Disutradarai Wisnu Adi, kisahnya begitu catchy bersama aspek-aspek detil tentang budaya Bugis-Makassar.
Semula saya berpikir SCYTD adalah film adat budaya Bugis-Makassar. Hal ini terlihat dari aksen bicara para pemain yang begitu khas; tidak satu pun partikel imbuhannya yang kaku terdengar. Lidah mereka pun luwes melafalkan beberapa bahasa asli Bugis-Makassar. Sampai-sampai, saya komplain ke teman sesama blogger yang duduk di sebelah, "Bisma Karisma dan Andania Suri ini asli Makassar bukan, sih?"
Setelah bertanya ke mbah Google, diketahui bahwa Bisma Karisma merupakan anggota boyband SMASH yang lahir di Bandung, sedangkan Andania Suri kelahiran Jakarta. Sang pemeran Zulaikha pun mengaku bahwa ia butuh waktu tiga bulan pendalaman peran dan latihan dialek Makassar agar berakting natural. Hal ini yang membuat mereka pantas mendapatkan apresiasi besar.
Selain itu, muncul pula kebiasaan adat budaya Bugis-Makassar lainnya. Seperti hal: memadu dua jempol saat berakad nikah, serta hadiah kain sutra kuning Zulaikha dari sang bunda. Dalam adat mereka, warna kuning bagi seorang gadis adalah penanda kebeliaan, dan sebuah tanggung jawab orang tua untuk menjaganya baik-baik. Selendang itu diberikan Puang Rabiah (Dewi Irawan) kepada anak gadisnya sebagai simbol rasa sayang tak berujung.
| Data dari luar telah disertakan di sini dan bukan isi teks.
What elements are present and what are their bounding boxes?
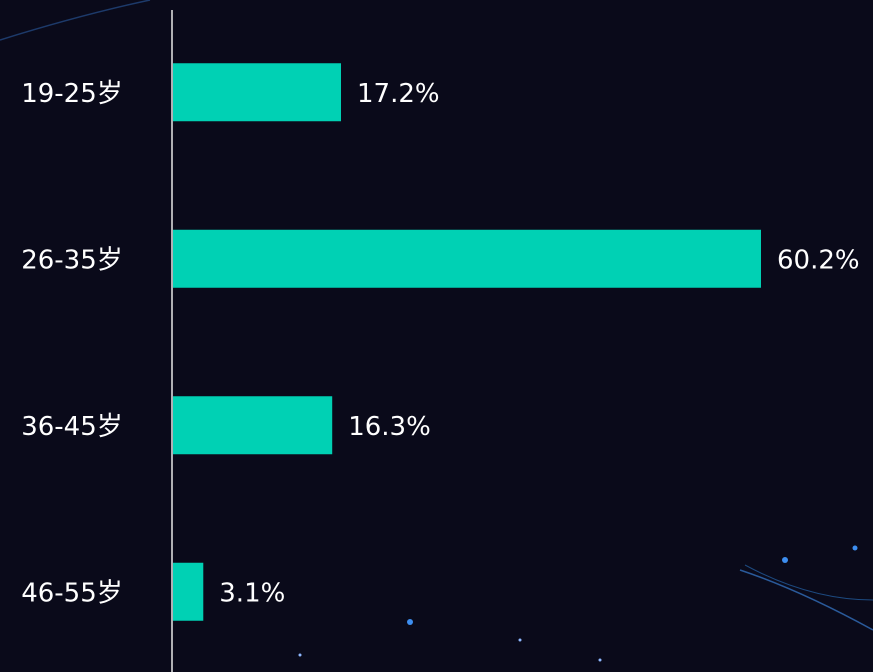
- decoration: [744, 564, 873, 601]
- decoration: [739, 569, 873, 631]
- value-label: 60.2%: [777, 245, 860, 275]
- decoration: [298, 653, 302, 657]
- value-label: 16.3%: [348, 412, 431, 442]
- decoration: [407, 619, 413, 625]
- decoration: [782, 557, 788, 563]
- bar: [173, 229, 761, 288]
- category-label: 19-25岁: [21, 79, 123, 109]
- value-label: 3.1%: [219, 578, 285, 608]
- decoration: [0, 0, 151, 41]
- bar: [173, 396, 333, 455]
- decoration: [518, 638, 522, 642]
- bar: [173, 63, 341, 122]
- category-label: 36-45岁: [21, 412, 123, 442]
- bar: [173, 562, 204, 621]
- value-label: 17.2%: [357, 79, 440, 109]
- decoration: [852, 545, 858, 551]
- category-label: 26-35岁: [21, 245, 123, 275]
- category-label: 46-55岁: [21, 578, 123, 608]
- decoration: [598, 658, 602, 662]
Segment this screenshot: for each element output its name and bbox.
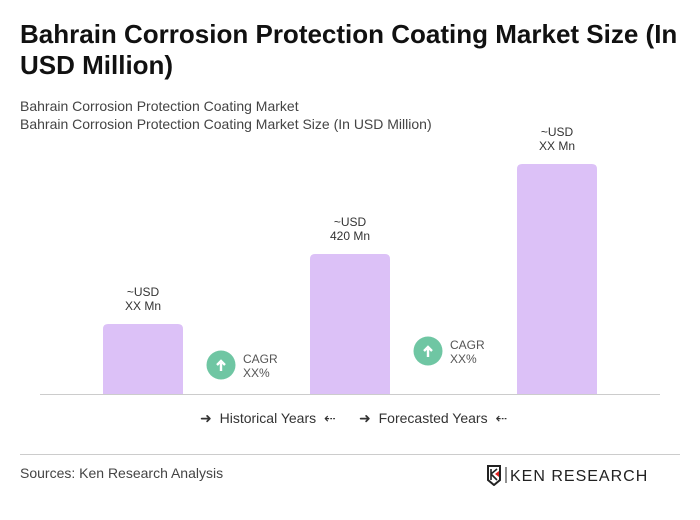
legend-historical: ➜ Historical Years ⇠	[200, 410, 336, 426]
bar	[310, 254, 390, 394]
sources: Sources: Ken Research Analysis	[20, 465, 224, 481]
data-label: ~USD	[541, 125, 574, 139]
chart-subtitle: Bahrain Corrosion Protection Coating Mar…	[20, 98, 299, 114]
cagr-value: XX%	[243, 366, 270, 380]
arrow-left-icon: ⇠	[324, 410, 336, 426]
arrow-right-icon: ➜	[359, 410, 371, 426]
arrow-right-icon: ➜	[200, 410, 212, 426]
cagr-label: CAGR	[450, 338, 485, 352]
bar	[103, 324, 183, 394]
divider	[20, 454, 680, 455]
data-label: XX Mn	[539, 139, 575, 153]
legend-forecasted: ➜ Forecasted Years ⇠	[359, 410, 508, 426]
cagr-value: XX%	[450, 352, 477, 366]
cagr-label: CAGR	[243, 352, 278, 366]
data-label: XX Mn	[125, 299, 161, 313]
chart-title: Bahrain Corrosion Protection Coating Mar…	[20, 19, 678, 80]
bar	[517, 164, 597, 394]
chart-subtitle-2: Bahrain Corrosion Protection Coating Mar…	[20, 116, 432, 132]
ken-research-logo: KEN RESEARCH	[487, 465, 648, 486]
arrow-left-icon: ⇠	[495, 410, 508, 426]
data-label: 420 Mn	[330, 229, 370, 243]
data-label: ~USD	[334, 215, 367, 229]
data-label: ~USD	[127, 285, 160, 299]
svg-text:KEN RESEARCH: KEN RESEARCH	[510, 468, 648, 485]
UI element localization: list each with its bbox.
Masih banyak lagi adat budaya Bugis-Makassar yang ditampilkan di film ini, dan yang paling langka adalah munculnya upacara Ma'barata yang ternyata berbeda teknis dan maknanya dengan suku Toraja.Â
Akan tetapi, kesimpulan saya salah. Saat konferensi pers paska screening Film "Silariang: Cinta Yang (Tak) Direstui" (10/1), Dewi Irawan menjelaskan film ini bukan melulu pertentangan antara cinta dan budaya. Kisah cinta SCYTD juga bercerita tentang realita yang harus dihadapi pasangan muda dalam mengarungi bahtera rumah tangga.
"Mampus lu!" Begitu Dewi Irawan mengekspresikan. "Emangnya kawin itu gampang?" yang diiringi gelak tawa para insan pers dan nara-blog kemarin.
Bagi yang tidak mengerti bahasa Bugis-Makassar jangan takut kesulitan menerjemahkan, karena di beberapa bagian filmnya terfasilitasi subtitle berbahasa Indonesia. Hal ini bahkan memudahkan saya yang selama kecil lahir dan dibesarkan di Jakarta. Jujur saja, saya tak pernah diajarkan berbahasa daerah oleh keluarga yang keturunan asli Bugis.
SCYTD berhasil membayar rasa kerinduan saya terhadap suasana Sulawesi Selatan. Hal yang paling utama adalah sifat kesetiakawanan orang-orang asli sana meski gaya bicara mereka yang cenderung ter-misintepretasi lawan bicara.Â
Kehadiran pemain baru dalam film Silariang ini juga membawa nafas baru dalam dunia akting lokal. Pembawaan Fhail Firmansyah (berperan sebagai Akbar) dan Nurlela M. Ipa (berperan sebagai Dira) mampu mengelaborasi kemampuan di depan kamera.
Ada sindiran khas terdengar kala Akbar (Fhail Firmansyah) mengeluh kepada Yusuf, "Kawin berdiri saja susah. Kau lagi, kawin lari."